Exploring ideas of surrogation, authenticity, and art’s capacity to generate power and prestige, these mass-produced vases have the look of generic objects but as in work by Jeff Koons, they’re actually distortions on a theme. McCollum intends that his perfect vehicles function as caricatures rather than symbols of vases, and there is something unseemly about their exaggerated size; like overdeveloped body builders, they have a bullying presence. Fashioning familiar looking forms that in fact are unlike anything else in existence (they don’t resemble what we know as art), devoid of narrative, and completely without function, McCollum thwarts the impulse to invest “Perfect Vehicles” with superficial meaning. They remain utterly pure, three-dimensional vacuums waiting to be filled with that holiest of nectars, the avant garde party line.
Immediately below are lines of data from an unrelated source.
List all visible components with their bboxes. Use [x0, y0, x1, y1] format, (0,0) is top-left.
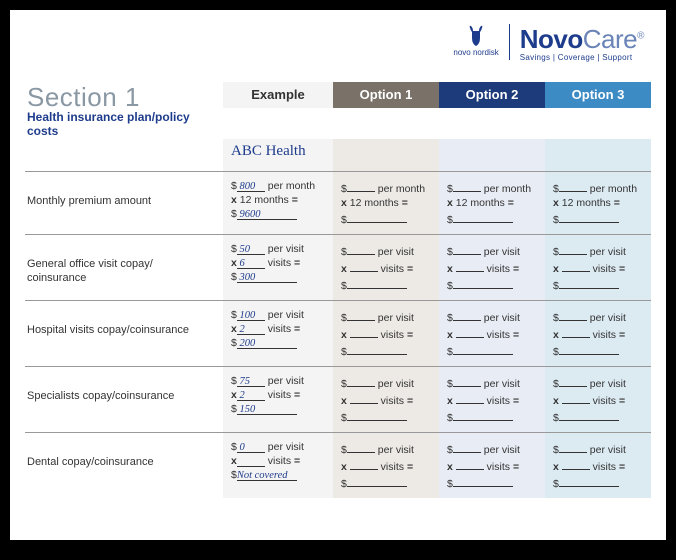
brand: NovoCare® Savings | Coverage | Support [520, 24, 644, 62]
option1-cell[interactable]: $ per visitx visits =$ [333, 234, 439, 300]
section-title: Section 1 Health insurance plan/policy c… [25, 82, 223, 139]
example-cell: $ 800 per monthx 12 months =$ 9600 [223, 171, 333, 234]
option2-cell[interactable]: $ per monthx 12 months =$ [439, 171, 545, 234]
plan-name-spacer [25, 139, 223, 171]
option2-cell[interactable]: $ per visitx visits =$ [439, 300, 545, 366]
option2-cell[interactable]: $ per visitx visits =$ [439, 432, 545, 498]
bull-icon [465, 24, 487, 48]
company-name: novo nordisk [453, 48, 498, 57]
brand-name: NovoCare® [520, 24, 644, 55]
option1-cell[interactable]: $ per visitx visits =$ [333, 366, 439, 432]
col-header-example: Example [223, 82, 333, 108]
col-header-option2: Option 2 [439, 82, 545, 108]
logo-area: novo nordisk NovoCare® Savings | Coverag… [453, 24, 644, 62]
example-cell: $ 75 per visitx 2 visits =$ 150 [223, 366, 333, 432]
novo-nordisk-logo: novo nordisk [453, 24, 498, 57]
section-number: Section 1 [27, 82, 223, 113]
option1-cell[interactable]: $ per visitx visits =$ [333, 432, 439, 498]
example-plan-name: ABC Health [223, 139, 333, 171]
cost-grid: Section 1 Health insurance plan/policy c… [25, 82, 651, 498]
option2-plan-name[interactable] [439, 139, 545, 171]
option1-cell[interactable]: $ per visitx visits =$ [333, 300, 439, 366]
row-label: Specialists copay/coinsurance [25, 366, 223, 432]
option3-cell[interactable]: $ per visitx visits =$ [545, 366, 651, 432]
option3-plan-name[interactable] [545, 139, 651, 171]
option3-cell[interactable]: $ per visitx visits =$ [545, 432, 651, 498]
row-label: Monthly premium amount [25, 171, 223, 234]
row-label: General office visit copay/coinsurance [25, 234, 223, 300]
row-label: Dental copay/coinsurance [25, 432, 223, 498]
logo-divider [509, 24, 510, 60]
section-subtitle: Health insurance plan/policy costs [27, 111, 223, 139]
document-sheet: novo nordisk NovoCare® Savings | Coverag… [10, 10, 666, 540]
col-header-option1: Option 1 [333, 82, 439, 108]
example-cell: $ 100 per visitx 2 visits =$ 200 [223, 300, 333, 366]
option1-cell[interactable]: $ per monthx 12 months =$ [333, 171, 439, 234]
option3-cell[interactable]: $ per visitx visits =$ [545, 234, 651, 300]
brand-tagline: Savings | Coverage | Support [520, 53, 644, 62]
option1-plan-name[interactable] [333, 139, 439, 171]
example-cell: $ 0 per visitx visits =$Not covered [223, 432, 333, 498]
row-label: Hospital visits copay/coinsurance [25, 300, 223, 366]
option2-cell[interactable]: $ per visitx visits =$ [439, 366, 545, 432]
option2-cell[interactable]: $ per visitx visits =$ [439, 234, 545, 300]
col-header-option3: Option 3 [545, 82, 651, 108]
option3-cell[interactable]: $ per visitx visits =$ [545, 300, 651, 366]
example-cell: $ 50 per visitx 6 visits =$ 300 [223, 234, 333, 300]
option3-cell[interactable]: $ per monthx 12 months =$ [545, 171, 651, 234]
Also on view is an installation by Nayland Blake that centers on a short story titled “Bernice.” Neatly printed on five green chalkboards, “Bernice” recounts the sorry tale of a young man smitten with his cousin, and obsessed with her teeth in particular. The fair maiden dies, he exhumes the corpse and extracts the marvelous teeth. Written in florid language evocative of Edgar Allan Poe, the story of “Bernice” is accompanied by four oddly kinky sculptural tableaux rooted in the themes of obsession and perfection. (Richard Kuhlenschmidt Gallery, 1634 17th St., to June 3).